Derivation: Work done \(W = Q \times V\). Since \(Q = I \times t\) and \(V = IR\), \(W = (It) \times
(IR) = I^2Rt\). Heat \(H = W = I^2Rt\).
(b) Data: \(R = 20 \Omega\), \(I = 5 A\), \(t = 30 s\).
\(H = I^2Rt = 5^2 \times 20 \times 30 = 25 \times 600 = 15,000\) Joules (or 15 kJ).
37.
(i) Mercury (Hg).
(ii) \(Al_2O_3 + 2NaOH \rightarrow 2NaAlO_2 \text{ (Sodium Aluminate)} + H_2O\).
(iii) (a) Calcination: Heating carbonate ores in limited supply of air to convert them
into oxides. E.g., \(ZnCO_3 \xrightarrow{Heat} ZnO + CO_2\).
OR
(iii) (b) Electrolytic Refining:
- Anode: Impure Copper block.
- Cathode: Thin strip of pure Copper.
- Electrolyte: Acidified Copper Sulphate solution.
- Process: On passing current, pure Cu from anode dissolves into electrolyte and
deposits on cathode. Impurities settle as anode mud.
38.
(i) Garden peas have short life cycles, visible contrasting traits, and are easy to cross-pollinate.
(ii) Genotype: The genetic constitution of an organism (e.g., TT, Tt, or tt).
(iii) (a) In F2 generation, ratio is 3 Tall : 1 Short.
OR
(iii) (b) Law of Independent Assortment: When two pairs of traits are combined in a
hybrid, segregation of one pair of characters is independent of the other pair of characters. E.g., In a
cross between Round-Yellow (RRYY) and Wrinkled-Green (rryy), the inheritance of seed shape is
independent of seed colour, leading to a 9:3:3:1 ratio in F2.
39.
(i) The image is Virtual, Erect, and Magnified.
(ii) \(P = +5 D\). Focal length \(f = 1/P = 1/5 = 0.2\) meters or 20 cm.
(iii) (a) Ray diagram: Object at \(2F_1\) forms a real, inverted image of the same size at \(2F_2\).
OR
(iii) (b) Data: \(h = 5\) cm, \(u = -25\) cm, \(f = +10\) cm.

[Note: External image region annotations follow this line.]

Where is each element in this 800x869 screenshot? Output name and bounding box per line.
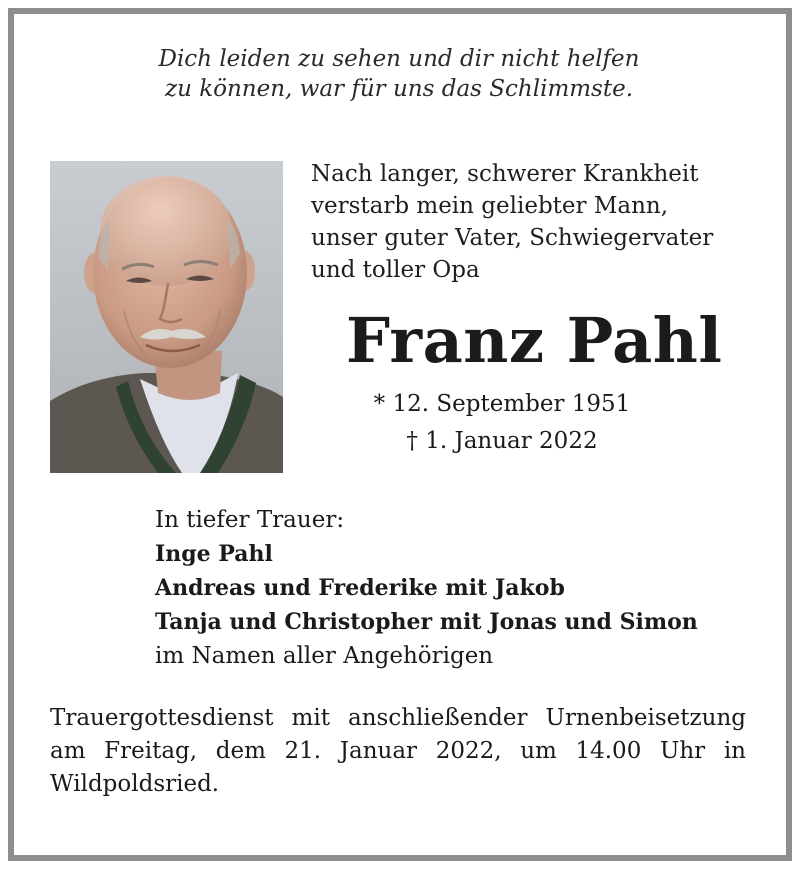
deceased-name: Franz Pahl (346, 304, 723, 377)
death-date: † 1. Januar 2022 (406, 428, 598, 454)
announcement-text (311, 158, 771, 286)
life-dates (0, 386, 800, 460)
mourner-name: Tanja und Christopher mit Jonas und Simon (155, 609, 698, 635)
mourners-closing: im Namen aller Angehörigen (155, 643, 494, 669)
motto-line: Dich leiden zu sehen und dir nicht helfen (158, 46, 640, 72)
mourners-list (155, 503, 775, 673)
announcement-line: und toller Opa (311, 257, 480, 283)
birth-date: * 12. September 1951 (373, 391, 631, 417)
funeral-service-info: Trauergottesdienst mit anschließender Urnenbeisetzung am Freitag, dem 21. Januar 2022, um 14.00 Uhr in Wildpoldsried. (50, 705, 746, 797)
mourners-heading: In tiefer Trauer: (155, 507, 345, 533)
announcement-line: unser guter Vater, Schwiegervater (311, 225, 714, 251)
mourner-name: Inge Pahl (155, 541, 273, 567)
announcement-line: Nach langer, schwerer Krankheit (311, 161, 699, 187)
mourner-name: Andreas und Frederike mit Jakob (155, 575, 565, 601)
motto-line: zu können, war für uns das Schlimmste. (164, 76, 634, 102)
announcement-line: verstarb mein geliebter Mann, (311, 193, 669, 219)
motto-verse (0, 44, 800, 104)
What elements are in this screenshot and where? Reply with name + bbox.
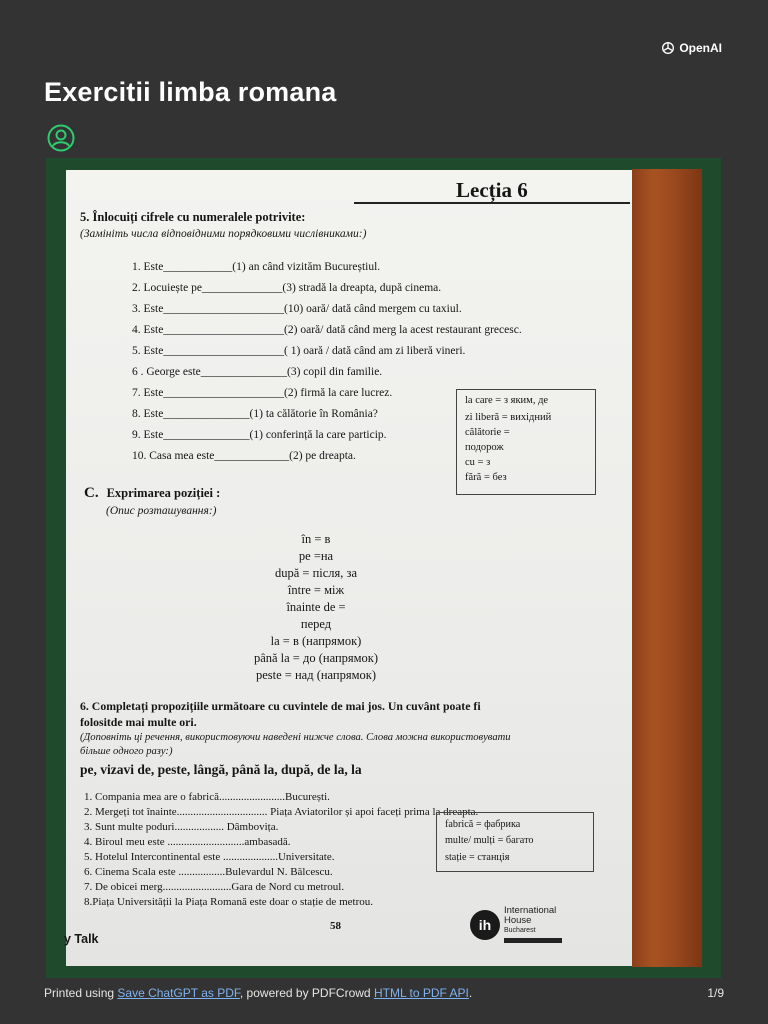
ex6-word-bank: pe, vizavi de, peste, lângă, până la, după, de la, la <box>80 762 362 777</box>
page-title: Exercitii limba romana <box>44 77 337 107</box>
vocab-line: multe/ mulți = багато <box>445 835 534 846</box>
page-counter: 1/9 <box>707 986 724 1000</box>
save-chatgpt-pdf-link[interactable]: Save ChatGPT as PDF <box>117 986 240 1000</box>
corner-text: y Talk <box>64 932 99 946</box>
ex5-item: 8. Este_______________(1) ta călătorie în România? <box>132 408 378 420</box>
vocab-line: călătorie = <box>465 427 510 438</box>
document-photo <box>46 158 721 978</box>
ex5-item: 10. Casa mea este_____________(2) pe dreapta. <box>132 450 356 462</box>
openai-logo <box>660 40 722 56</box>
ex5-item: 3. Este_____________________(10) oară/ dată când mergem cu taxiul. <box>132 303 462 315</box>
vocab-box-1 <box>456 389 596 495</box>
section-c-title: Exprimarea poziției : <box>106 486 221 500</box>
position-term: la = в (напрямок) <box>270 634 362 648</box>
ex5-item: 5. Este_____________________( 1) oară / dată când am zi liberă vineri. <box>132 345 466 357</box>
vocab-line: la care = з яким, де <box>465 395 549 406</box>
brand-name: OpenAI <box>679 41 722 55</box>
position-term: între = між <box>287 583 345 597</box>
ex5-item: 4. Este_____________________(2) oară/ dată când merg la acest restaurant grecesc. <box>132 324 522 336</box>
ex5-item: 2. Locuiește pe______________(3) stradă la dreapta, după cinema. <box>132 282 442 294</box>
ih-logo-text <box>504 906 562 943</box>
ex6-item: 8.Piața Universității la Piața Romană este doar o stație de metrou. <box>84 896 373 908</box>
ex5-heading: 5. Înlocuiți cifrele cu numeralele potrivite: <box>80 210 306 224</box>
vocab-line: подорож <box>465 442 504 453</box>
ex6-item: 3. Sunt multe poduri.................. Dâmbovița. <box>84 821 279 833</box>
position-term: pe =на <box>298 549 334 563</box>
ex5-item: 9. Este_______________(1) conferință la care particip. <box>132 429 387 441</box>
vocab-box-2 <box>436 812 594 872</box>
ih-logo-line: Bucharest <box>504 927 536 934</box>
title-rule <box>354 202 630 204</box>
section-c-heading <box>84 484 220 502</box>
page-number: 58 <box>330 920 341 932</box>
print-footer <box>44 986 724 1000</box>
position-term: în = в <box>301 532 331 546</box>
position-term: peste = над (напрямок) <box>255 668 377 682</box>
ih-logo-line: House <box>504 915 532 926</box>
section-c-letter: C. <box>84 485 99 501</box>
ih-logo-mark: ih <box>470 910 500 940</box>
footer-prefix: Printed using <box>44 986 118 1000</box>
ex5-item: 7. Este_____________________(2) firmă la care lucrez. <box>132 387 393 399</box>
ih-logo-line: International <box>504 905 557 916</box>
ex5-item: 6 . George este_______________(3) copil din familie. <box>132 366 383 378</box>
vocab-line: cu = з <box>465 457 491 468</box>
position-term: înainte de = <box>286 600 346 614</box>
ex6-subheading-cont: більше одного разу:) <box>80 746 173 757</box>
footer-suffix: . <box>468 986 473 1000</box>
vocab-line: stație = станція <box>445 852 510 863</box>
ex6-item: 6. Cinema Scala este .................Bulevardul N. Bălcescu. <box>84 866 333 878</box>
worksheet-page <box>66 170 632 966</box>
ih-logo-strip <box>504 938 562 943</box>
ex6-item: 5. Hotelul Intercontinental este ....................Universitate. <box>84 851 335 863</box>
ex6-item: 7. De obicei merg.........................Gara de Nord cu metroul. <box>84 881 345 893</box>
ex6-heading: 6. Completați propozițiile următoare cu cuvintele de mai jos. Un cuvânt poate fi <box>80 699 481 713</box>
footer-middle: , powered by PDFCrowd <box>239 986 374 1000</box>
ex5-item: 1. Este____________(1) an când vizităm Bucureștiul. <box>132 261 381 273</box>
html-to-pdf-api-link[interactable]: HTML to PDF API <box>373 986 469 1000</box>
position-term: după = після, за <box>274 566 358 580</box>
vocab-line: zi liberă = вихідний <box>465 412 552 423</box>
lesson-title: Lecția 6 <box>456 178 528 202</box>
ex6-item: 1. Compania mea are o fabrică........................București. <box>84 791 330 803</box>
ex6-item: 4. Biroul meu este ............................ambasadă. <box>84 836 291 848</box>
user-avatar-icon <box>47 124 75 152</box>
ex6-item: 2. Mergeți tot înainte................................. Piața Aviatorilor și apoi faceți prima la dreapta. <box>84 806 479 818</box>
international-house-logo <box>470 906 562 943</box>
ex6-subheading: (Доповніть ці речення, використовуючи наведені нижче слова. Слова можна використовувати <box>80 732 511 743</box>
ex6-heading-cont: folositde mai multe ori. <box>80 715 197 729</box>
openai-icon <box>660 40 676 56</box>
section-c-subheading: (Опис розташування:) <box>106 505 217 517</box>
vocab-line: fabrică = фабрика <box>445 819 521 830</box>
position-term: până la = до (напрямок) <box>253 651 379 665</box>
position-term: перед <box>300 617 332 631</box>
ex5-subheading: (Замініть числа відповідними порядковими числівниками:) <box>80 228 367 240</box>
vocab-line: fără = без <box>465 472 507 483</box>
wood-background <box>632 169 702 967</box>
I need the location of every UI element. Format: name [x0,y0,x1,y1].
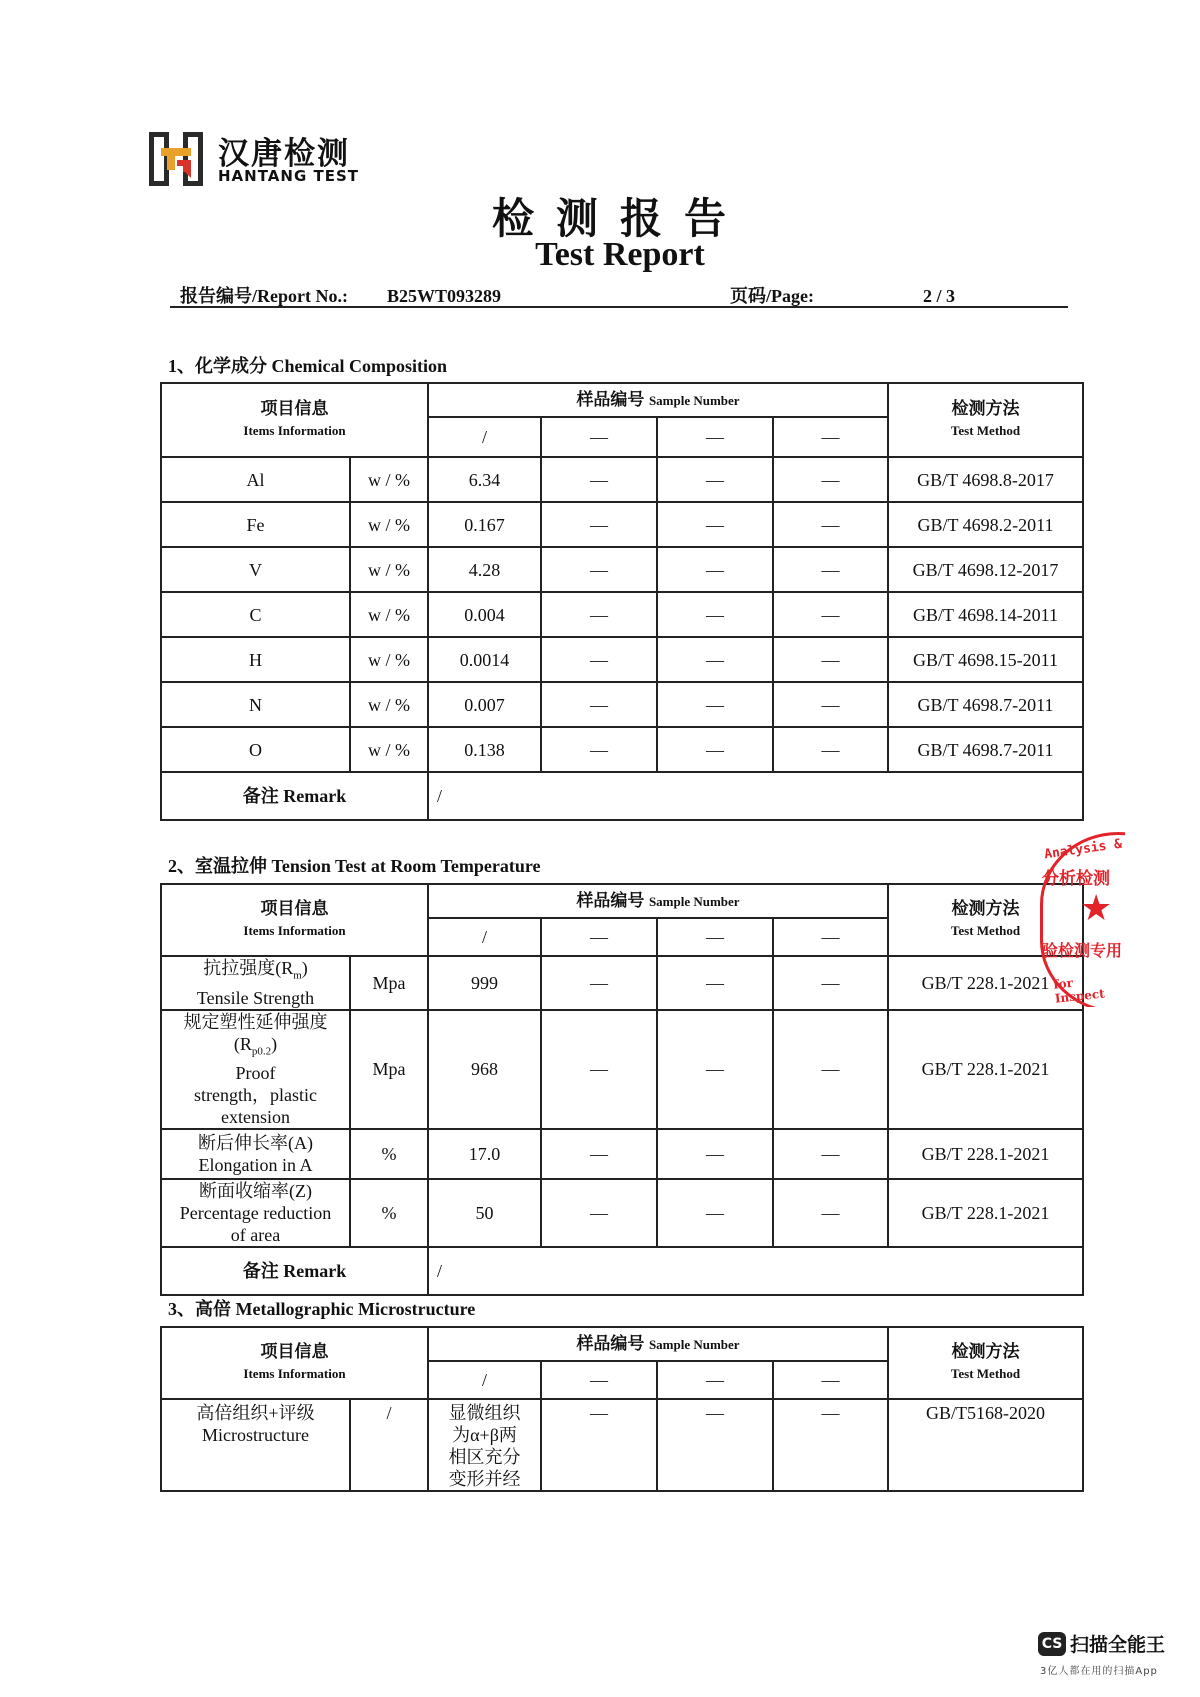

Lens Formula: \(1/v - 1/u = 1/f \Rightarrow 1/v = 1/10 + 1/(-25) = 1/10 - 1/25 = (5-2)/50 = 3/50\).
\(v = 50/3 = +16.67\) cm.
Magnification \(m = v/u = (50/3) / -25 = -2/3\).
Image height \(h' = m \times h = (-2/3) \times 5 = -3.33\) cm.
Result: Image is formed 16.67 cm on the other side, real, inverted, and 3.33 cm tall.